Al caer en un clásico síndrome de Estocolmo (literalmente, en este caso, en relación con los bancos suecos), el gobierno lituano se apretó el cinturón de un modo tan brutal que provocó que su Producto Interior Bruto disminuyera un 17 por ciento. Letonia sufrió una caída parecida. Los bálticos han recortado salvajemente el empleo y los salarios del sector público para acabar hundiéndose en la pobreza en vez de conseguir acercarse a los niveles de prosperidad de la Europa occidental (y a una fiscalidad progresiva que promoviera una clase media) que les prometieron cuando se independizaron de Rusia en 1991.

Cuando el Parlamento letón impuso medidas de ajuste en diciembre de 2008, las protestas populares de enero hicieron caer al gobierno (al igual que ocurriera en Islandia).

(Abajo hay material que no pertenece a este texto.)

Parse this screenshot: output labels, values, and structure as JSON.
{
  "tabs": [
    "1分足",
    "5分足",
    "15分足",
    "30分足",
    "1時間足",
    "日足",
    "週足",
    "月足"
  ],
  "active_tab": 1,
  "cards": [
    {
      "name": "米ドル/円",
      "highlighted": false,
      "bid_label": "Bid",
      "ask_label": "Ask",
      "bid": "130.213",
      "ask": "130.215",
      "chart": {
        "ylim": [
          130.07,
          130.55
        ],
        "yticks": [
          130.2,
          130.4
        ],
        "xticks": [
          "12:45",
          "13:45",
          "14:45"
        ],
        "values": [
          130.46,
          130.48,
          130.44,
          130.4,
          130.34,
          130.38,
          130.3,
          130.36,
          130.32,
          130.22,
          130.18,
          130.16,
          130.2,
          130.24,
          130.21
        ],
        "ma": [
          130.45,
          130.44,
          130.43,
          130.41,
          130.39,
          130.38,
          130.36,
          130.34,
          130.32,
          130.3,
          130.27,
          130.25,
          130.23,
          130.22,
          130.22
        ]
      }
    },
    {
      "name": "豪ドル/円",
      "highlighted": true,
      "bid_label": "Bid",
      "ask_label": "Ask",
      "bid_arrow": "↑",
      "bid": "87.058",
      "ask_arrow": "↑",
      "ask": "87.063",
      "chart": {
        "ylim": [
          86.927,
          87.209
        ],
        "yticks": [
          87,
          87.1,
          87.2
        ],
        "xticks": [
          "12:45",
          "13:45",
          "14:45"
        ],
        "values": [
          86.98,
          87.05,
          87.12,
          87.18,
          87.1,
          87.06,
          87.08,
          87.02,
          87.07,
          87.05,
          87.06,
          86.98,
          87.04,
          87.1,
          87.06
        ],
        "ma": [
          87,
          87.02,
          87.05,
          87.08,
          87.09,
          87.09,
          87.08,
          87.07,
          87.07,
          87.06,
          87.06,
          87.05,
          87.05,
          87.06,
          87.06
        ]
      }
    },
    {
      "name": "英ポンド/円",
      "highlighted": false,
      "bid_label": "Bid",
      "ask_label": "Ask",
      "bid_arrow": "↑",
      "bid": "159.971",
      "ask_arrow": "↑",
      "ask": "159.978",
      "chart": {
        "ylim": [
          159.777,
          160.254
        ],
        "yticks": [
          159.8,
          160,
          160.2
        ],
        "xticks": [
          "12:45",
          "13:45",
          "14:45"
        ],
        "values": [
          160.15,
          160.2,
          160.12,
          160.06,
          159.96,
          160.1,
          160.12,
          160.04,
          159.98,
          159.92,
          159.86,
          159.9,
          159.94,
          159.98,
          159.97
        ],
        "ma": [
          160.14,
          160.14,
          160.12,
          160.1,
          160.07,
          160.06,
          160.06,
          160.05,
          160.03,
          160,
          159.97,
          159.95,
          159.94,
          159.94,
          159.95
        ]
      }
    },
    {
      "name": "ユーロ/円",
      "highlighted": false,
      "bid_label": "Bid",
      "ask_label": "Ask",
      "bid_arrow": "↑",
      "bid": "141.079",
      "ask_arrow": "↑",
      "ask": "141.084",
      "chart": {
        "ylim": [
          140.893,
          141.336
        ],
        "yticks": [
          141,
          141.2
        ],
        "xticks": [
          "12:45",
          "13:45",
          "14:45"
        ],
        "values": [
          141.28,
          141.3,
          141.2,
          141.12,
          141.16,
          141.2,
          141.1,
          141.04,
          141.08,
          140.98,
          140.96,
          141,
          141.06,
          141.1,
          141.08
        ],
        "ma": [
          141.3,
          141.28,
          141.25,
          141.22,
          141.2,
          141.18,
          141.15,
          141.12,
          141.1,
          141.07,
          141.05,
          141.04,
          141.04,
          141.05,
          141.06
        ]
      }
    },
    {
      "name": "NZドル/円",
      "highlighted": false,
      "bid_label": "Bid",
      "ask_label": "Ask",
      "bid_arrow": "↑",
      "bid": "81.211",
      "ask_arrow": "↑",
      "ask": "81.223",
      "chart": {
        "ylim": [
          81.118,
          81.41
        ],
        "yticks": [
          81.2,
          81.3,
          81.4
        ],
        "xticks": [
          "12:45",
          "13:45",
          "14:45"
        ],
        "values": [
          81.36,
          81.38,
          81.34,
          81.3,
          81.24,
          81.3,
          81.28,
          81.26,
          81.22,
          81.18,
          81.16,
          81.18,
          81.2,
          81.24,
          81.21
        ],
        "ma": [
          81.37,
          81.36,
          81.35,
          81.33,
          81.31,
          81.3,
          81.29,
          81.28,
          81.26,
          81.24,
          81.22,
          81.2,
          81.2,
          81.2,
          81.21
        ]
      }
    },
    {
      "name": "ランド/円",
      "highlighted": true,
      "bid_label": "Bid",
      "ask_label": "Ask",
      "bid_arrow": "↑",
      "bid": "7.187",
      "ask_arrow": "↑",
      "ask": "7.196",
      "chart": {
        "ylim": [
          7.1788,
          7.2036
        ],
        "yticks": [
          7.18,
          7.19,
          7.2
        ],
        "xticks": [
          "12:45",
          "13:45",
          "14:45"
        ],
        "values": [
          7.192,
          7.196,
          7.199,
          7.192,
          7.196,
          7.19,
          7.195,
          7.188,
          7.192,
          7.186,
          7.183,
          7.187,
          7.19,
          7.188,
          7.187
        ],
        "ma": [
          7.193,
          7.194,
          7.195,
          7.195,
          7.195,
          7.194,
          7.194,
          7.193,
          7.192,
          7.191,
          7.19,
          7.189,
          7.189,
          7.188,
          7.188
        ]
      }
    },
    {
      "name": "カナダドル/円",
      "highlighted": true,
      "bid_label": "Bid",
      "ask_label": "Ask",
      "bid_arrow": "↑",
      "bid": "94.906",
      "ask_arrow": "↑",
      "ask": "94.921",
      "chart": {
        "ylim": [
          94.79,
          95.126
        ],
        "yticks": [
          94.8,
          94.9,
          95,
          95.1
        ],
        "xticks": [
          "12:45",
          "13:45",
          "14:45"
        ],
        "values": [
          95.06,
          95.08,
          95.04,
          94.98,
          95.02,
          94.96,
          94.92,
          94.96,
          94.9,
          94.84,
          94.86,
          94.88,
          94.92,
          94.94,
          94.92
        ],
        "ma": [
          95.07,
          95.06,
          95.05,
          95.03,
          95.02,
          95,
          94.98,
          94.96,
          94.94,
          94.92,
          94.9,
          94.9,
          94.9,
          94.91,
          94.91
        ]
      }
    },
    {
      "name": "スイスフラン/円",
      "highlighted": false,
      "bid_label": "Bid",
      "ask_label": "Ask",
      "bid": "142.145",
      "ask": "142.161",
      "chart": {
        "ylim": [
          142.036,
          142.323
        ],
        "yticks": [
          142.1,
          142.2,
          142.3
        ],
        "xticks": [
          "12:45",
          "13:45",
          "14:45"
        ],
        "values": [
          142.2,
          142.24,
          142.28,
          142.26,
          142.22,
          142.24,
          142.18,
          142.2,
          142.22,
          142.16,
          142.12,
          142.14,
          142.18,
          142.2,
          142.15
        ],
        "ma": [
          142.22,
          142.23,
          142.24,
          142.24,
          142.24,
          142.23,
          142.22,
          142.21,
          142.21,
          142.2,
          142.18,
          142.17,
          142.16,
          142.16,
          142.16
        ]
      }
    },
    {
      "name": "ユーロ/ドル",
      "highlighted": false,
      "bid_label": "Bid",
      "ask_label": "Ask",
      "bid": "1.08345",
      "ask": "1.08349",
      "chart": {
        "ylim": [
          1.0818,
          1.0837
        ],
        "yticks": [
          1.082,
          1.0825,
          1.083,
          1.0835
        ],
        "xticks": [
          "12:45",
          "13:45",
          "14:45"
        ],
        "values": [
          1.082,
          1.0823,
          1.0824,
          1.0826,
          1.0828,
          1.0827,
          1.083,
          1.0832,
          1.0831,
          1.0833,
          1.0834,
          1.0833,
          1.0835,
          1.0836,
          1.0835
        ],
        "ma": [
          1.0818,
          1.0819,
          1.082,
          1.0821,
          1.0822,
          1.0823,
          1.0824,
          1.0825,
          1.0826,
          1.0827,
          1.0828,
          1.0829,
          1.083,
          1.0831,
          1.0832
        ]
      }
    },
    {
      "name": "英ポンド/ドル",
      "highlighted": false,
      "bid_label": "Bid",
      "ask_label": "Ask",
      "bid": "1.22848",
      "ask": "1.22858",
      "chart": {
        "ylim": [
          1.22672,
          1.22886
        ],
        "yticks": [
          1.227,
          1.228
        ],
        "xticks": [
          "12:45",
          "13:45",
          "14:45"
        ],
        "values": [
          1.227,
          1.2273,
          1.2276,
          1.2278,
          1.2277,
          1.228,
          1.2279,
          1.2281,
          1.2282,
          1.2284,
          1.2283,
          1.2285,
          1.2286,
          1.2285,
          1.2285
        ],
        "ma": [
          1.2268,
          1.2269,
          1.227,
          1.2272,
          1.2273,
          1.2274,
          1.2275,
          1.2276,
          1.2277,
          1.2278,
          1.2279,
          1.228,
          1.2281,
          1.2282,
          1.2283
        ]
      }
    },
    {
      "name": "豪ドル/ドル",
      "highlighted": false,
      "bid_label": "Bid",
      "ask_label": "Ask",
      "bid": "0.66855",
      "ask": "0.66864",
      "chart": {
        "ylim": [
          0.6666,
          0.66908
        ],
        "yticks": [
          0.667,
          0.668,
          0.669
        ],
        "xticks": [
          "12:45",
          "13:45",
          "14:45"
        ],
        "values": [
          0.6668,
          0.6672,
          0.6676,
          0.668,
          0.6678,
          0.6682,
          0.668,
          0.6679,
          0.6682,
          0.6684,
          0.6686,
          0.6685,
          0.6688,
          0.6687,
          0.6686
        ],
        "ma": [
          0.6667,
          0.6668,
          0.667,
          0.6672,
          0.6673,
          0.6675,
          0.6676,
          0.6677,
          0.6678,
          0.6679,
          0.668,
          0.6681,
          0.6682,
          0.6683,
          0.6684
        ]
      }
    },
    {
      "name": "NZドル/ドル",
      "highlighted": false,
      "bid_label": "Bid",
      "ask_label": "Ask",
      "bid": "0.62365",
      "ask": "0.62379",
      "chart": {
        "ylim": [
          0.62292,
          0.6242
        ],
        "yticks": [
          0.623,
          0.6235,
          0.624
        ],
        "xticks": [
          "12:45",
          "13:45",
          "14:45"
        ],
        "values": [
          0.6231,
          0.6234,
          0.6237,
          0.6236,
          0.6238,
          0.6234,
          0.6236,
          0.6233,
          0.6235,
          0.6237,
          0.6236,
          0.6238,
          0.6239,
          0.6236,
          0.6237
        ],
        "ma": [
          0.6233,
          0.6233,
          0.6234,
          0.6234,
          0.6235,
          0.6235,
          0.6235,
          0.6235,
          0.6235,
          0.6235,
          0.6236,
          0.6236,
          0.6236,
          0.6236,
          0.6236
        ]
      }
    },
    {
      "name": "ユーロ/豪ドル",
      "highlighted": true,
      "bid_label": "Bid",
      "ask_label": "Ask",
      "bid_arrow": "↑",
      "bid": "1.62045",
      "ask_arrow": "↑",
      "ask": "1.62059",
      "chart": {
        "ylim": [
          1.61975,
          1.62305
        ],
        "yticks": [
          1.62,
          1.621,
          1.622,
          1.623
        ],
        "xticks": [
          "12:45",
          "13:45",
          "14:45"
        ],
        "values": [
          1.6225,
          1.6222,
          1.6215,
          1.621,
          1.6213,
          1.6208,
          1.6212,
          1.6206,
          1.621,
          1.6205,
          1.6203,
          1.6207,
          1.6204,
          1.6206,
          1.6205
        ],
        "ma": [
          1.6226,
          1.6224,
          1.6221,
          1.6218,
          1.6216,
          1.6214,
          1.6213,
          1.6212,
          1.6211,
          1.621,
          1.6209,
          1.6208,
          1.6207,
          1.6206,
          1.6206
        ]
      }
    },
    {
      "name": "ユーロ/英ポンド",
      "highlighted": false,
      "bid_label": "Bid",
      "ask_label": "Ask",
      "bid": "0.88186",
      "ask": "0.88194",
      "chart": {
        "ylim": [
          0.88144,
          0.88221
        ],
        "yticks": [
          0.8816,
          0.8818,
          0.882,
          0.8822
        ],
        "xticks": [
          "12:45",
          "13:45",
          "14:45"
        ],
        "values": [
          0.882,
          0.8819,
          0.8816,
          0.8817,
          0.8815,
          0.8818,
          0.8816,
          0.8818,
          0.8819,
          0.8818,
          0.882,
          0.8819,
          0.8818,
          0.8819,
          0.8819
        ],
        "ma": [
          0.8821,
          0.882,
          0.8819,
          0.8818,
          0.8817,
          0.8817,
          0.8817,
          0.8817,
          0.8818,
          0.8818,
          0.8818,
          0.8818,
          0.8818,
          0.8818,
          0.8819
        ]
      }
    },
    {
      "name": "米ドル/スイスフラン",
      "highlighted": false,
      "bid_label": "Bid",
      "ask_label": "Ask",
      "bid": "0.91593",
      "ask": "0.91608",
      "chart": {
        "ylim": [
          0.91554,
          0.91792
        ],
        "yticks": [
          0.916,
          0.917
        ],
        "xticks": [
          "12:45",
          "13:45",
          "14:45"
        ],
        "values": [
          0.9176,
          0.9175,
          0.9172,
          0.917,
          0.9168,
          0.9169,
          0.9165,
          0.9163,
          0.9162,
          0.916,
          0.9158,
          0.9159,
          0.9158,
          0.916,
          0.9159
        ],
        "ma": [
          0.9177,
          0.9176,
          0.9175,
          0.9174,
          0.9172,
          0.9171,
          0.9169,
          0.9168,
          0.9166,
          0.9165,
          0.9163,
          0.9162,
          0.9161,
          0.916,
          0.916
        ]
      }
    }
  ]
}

Pero el resultado fue simplemente el de un nuevo “régimen de ocupación” neoliberal que actuó al dictado de intereses bancarios extranjeros. De modo que lo que se va extendiendo es una “guerra social” a escala global; no es la guerra de clases imaginada en el siglo XIX, sino una guerra del sector financiero contra economías enteras, contra la industria, contra los bienes raíces y los Estados, y sobre todo contra los trabajadores. Está ocurriendo al ritmo lento en el que suelen producirse las grandes transiciones históricas. Pero, al igual que ocurre en los conflictos bélicos, cada batalla se nos aparece como algo que se desarrolla a un ritmo frenético y en la que las embestidas salvajes provocan fluctuaciones rápidas y desconcertantes en las bolsas de todo el mundo y en los tipos de cambio monetarios.